Паола слегка нахмурилась, меж тонкими бровями на мгновение появилась едва заметная складка.
— Не знаю. Спросите у баронессы. Ее все эти ужасы приводят в восторг.
— Простите, — поддавшись порыву, Лидия взяла молодую итальянку за руку. — Когда баронесса предложила составить мне компанию, я упросила сэра Джона найти кого-нибудь еще, кто согласился бы присоединиться к нам, поскольку баронесса порою бывает… несколько навязчива…
— Порою? — лицо мадонны озарилось проказливой улыбкой школьницы. — Dio mio,[11] да с нее станется огреть русского царя его же скипетром!
Паола понизила голос и бросила взгляд в сторону открытой двери, проверяя, не слышит ли их почтенная дама:
— Она похожа на мою тетю Амелию. Такая же добрая и сердечная, только уж очень любит командовать!
— Наверное, у сэра Джона были причины обратиться именно к ней, — Лидия тоже перешла на заговорщицкий шепот.
- É verra![12] Он думал о несчастной леди Эддингтон, — Паола покачала головой. — Мы с вами оказали бедняжке большую услугу, мадам Эшер. Провели отвлекающий маневр, как выражаются военные. Понимаете, стоит только кому-нибудь занемочь, как баронесса тут же появляется на пороге с целым отрядом слуг, мылом, вениками, лоханью кипящего уксуса и едой в горшочках… мадам, ее повара надо расстрелять! Этот грузин — настоящая кара небесная!
— Тем вечером… Если, конечно, вы не возражаете… Почему вы оказались в саду? — спросила Лидия.
Взгляд Паолы подернулся печалью:
— Мы с Холли Эддингтон были ровесницами, мадам. Здесь, в посольствах, не так уж много молодежи. Несчастная Холли. Она была очень одинока и постоянно терзалась из-за того, что ей уже двадцать четыре года, а она еще ни разу не получала предложения. Думаю, какая-нибудь язва вроде мадам Шренк — это жена первого секретаря австрийского министра — назвала бы ее ожесточившейся. Бедняжка…
Вздохнув, молодая женщина двинулась вдоль ряда страшных потусторонних фигур, скалившихся на нее из теней.
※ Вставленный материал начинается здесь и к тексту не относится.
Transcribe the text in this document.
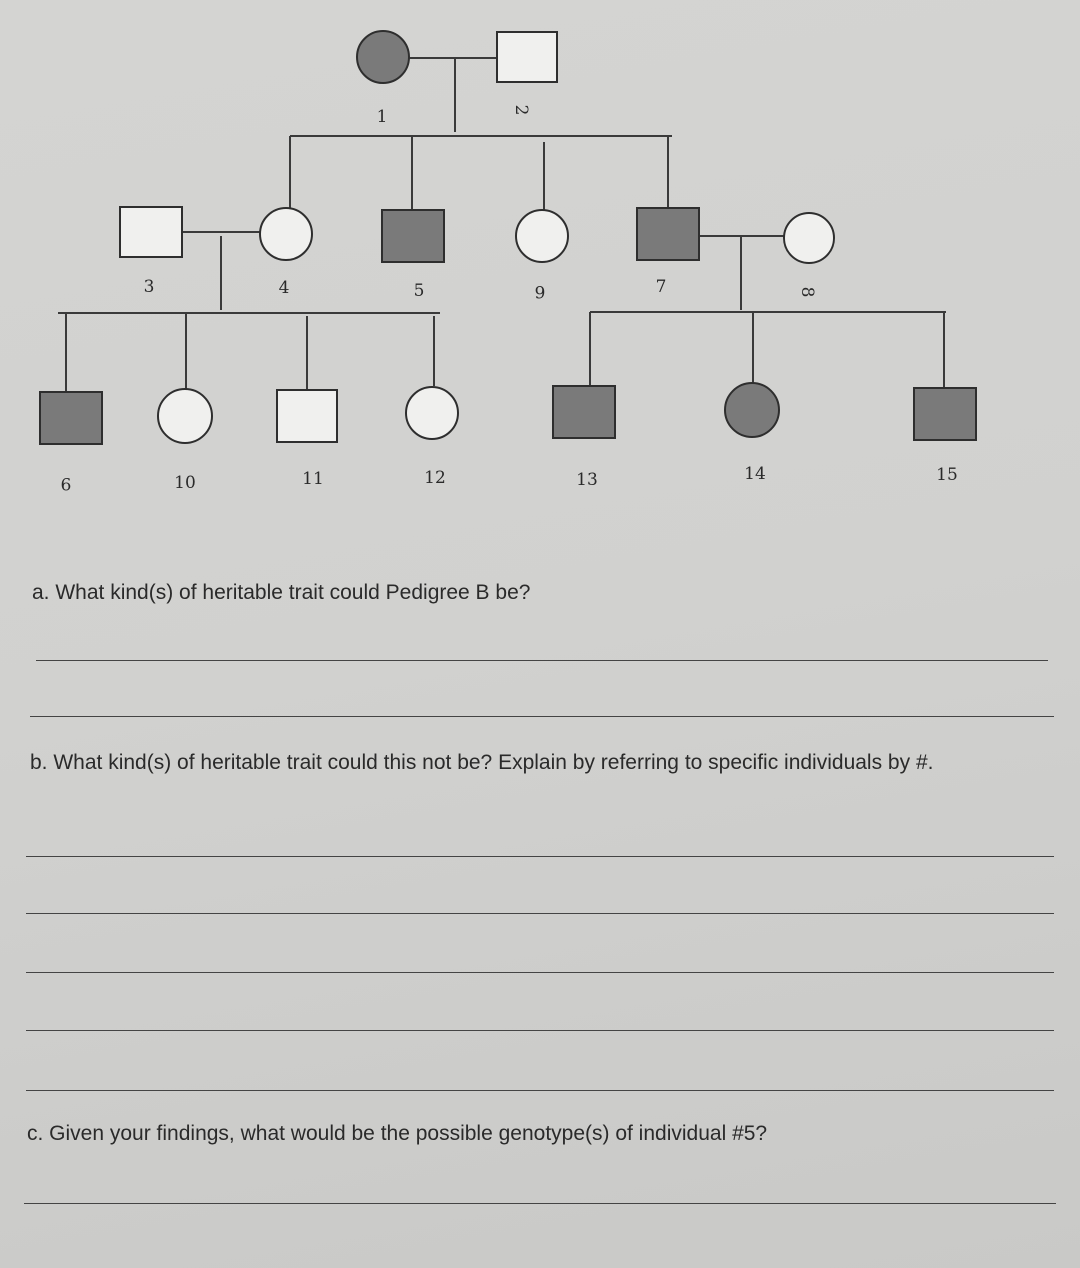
1	2
3	4	5	6	7	8
9	10	11	12	13	14	15

a. What kind(s) of heritable trait could Pedigree B be?

b. What kind(s) of heritable trait could this not be? Explain by referring to specific individuals by #.

c. Given your findings, what would be the possible genotype(s) of individual #5?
— Она, как и я, любила музыку и птиц, хотя в остальном нас мало что связывало. Иногда она приглашала меня сыграть на пианино ее матери, поскольку в нашем с Тонио доме негде поставить инструмент. Как и ее мать, она считала китайцев дьяволами, которые сами виноваты во всем, что с ними происходит. Знаете, она была такой довольной, когда мистер Хобарт сделал ей предложение. А ее мать просто торжествовала. Но в подобном месте друзей не выбирают.
— И все же, почему вы вышли в сад? — спросила Лидия. — В среду было так холодно…
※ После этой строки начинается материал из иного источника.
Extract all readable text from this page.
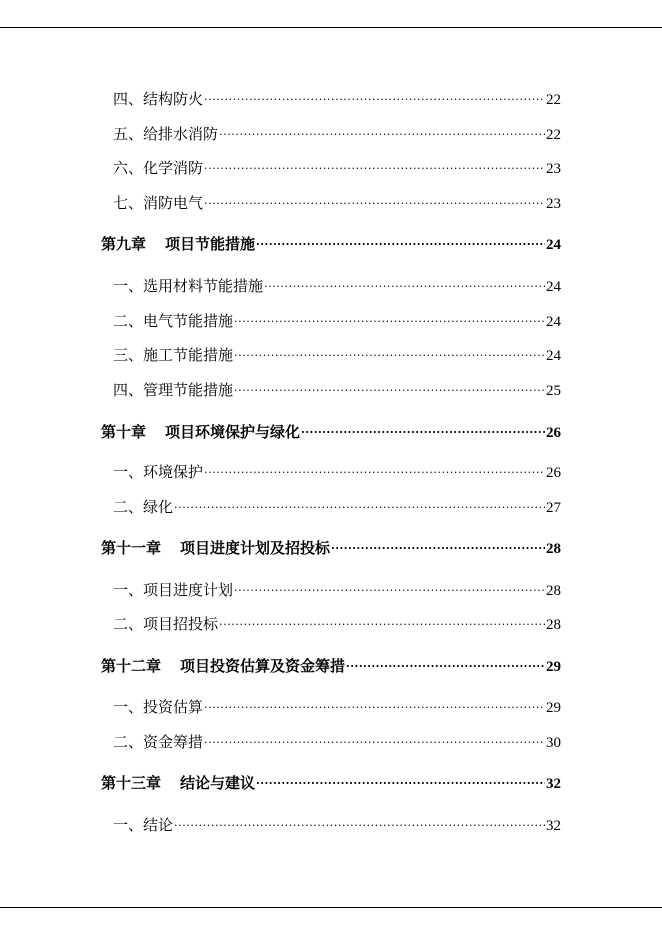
四、结构防火 .....	22
五、给排水消防 .....	22
六、化学消防 .....	23
七、消防电气 .....	23
第九章 项目节能措施 .....	24
一、选用材料节能措施 .....	24
二、电气节能措施 .....	24
三、施工节能措施 .....	24
四、管理节能措施 .....	25
第十章 项目环境保护与绿化 .....	26
一、环境保护 .....	26
二、绿化 .....	27
第十一章 项目进度计划及招投标 .....	28
一、项目进度计划 .....	28
二、项目招投标 .....	28
第十二章 项目投资估算及资金筹措 .....	29
一、投资估算 .....	29
二、资金筹措 .....	30
第十三章 结论与建议 .....	32
一、结论 .....	32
— Тогда я подумала, что быстро вернусь в дом. Скоро должны были подавать торт, и мы с Холли проверяли, все ли в порядке, когда к ней подошел слуга и сказал, что синьор Хобарт стоит у садовой калитки и просит ее выйти.
— Просит ее выйти?
— Именно так, мадам. Она ждала его с восьми вечера и уже едва сдерживала слезы, поскольку мистер Хобарт так и не соизволил появиться, хотя прием устроили в честь их помолвки. Она сказала: «Если он пьян, я его убью!» и вышла, хотя и она, и я прекрасно понимали, что он будет пьян. Я снова занялась тарелками и шампанским. Затем я поняла, что прошло пятнадцать минут, а может, и больше, а Холли так и не вернулась. Я выглянула в сад и не увидела ее — если вы помните, на ней было белое платье, хорошо заметное в темноте. Я вышла из гостиной через застекленную дверь и немного прошла по дорожке, когда увидела на земле какое-то белое пятно.
Паола отвернулась, задержав взгляд на статуе лохматого поэта с огромными клыками и зажатым в руке свитком; под его ногами корчились в муках грешники.
— Вы что-нибудь слышали? — тихо спросила Лидия. — Или, быть может, заметили какое-нибудь движение?
Итальянка покачала головой:
— Поначалу я решила, что она потеряла сознание. Затем, когда я подошла ближе и увидела, что рядом с ней лежит Ричард, и от его одежды несет спиртным и опиумом…
Лидии не нужны были очки, чтобы уловить в голосе своей спутницы нотки печали и вины.
— Едва ли она захотела бы, чтобы при их встрече присутствовал кто-то третий…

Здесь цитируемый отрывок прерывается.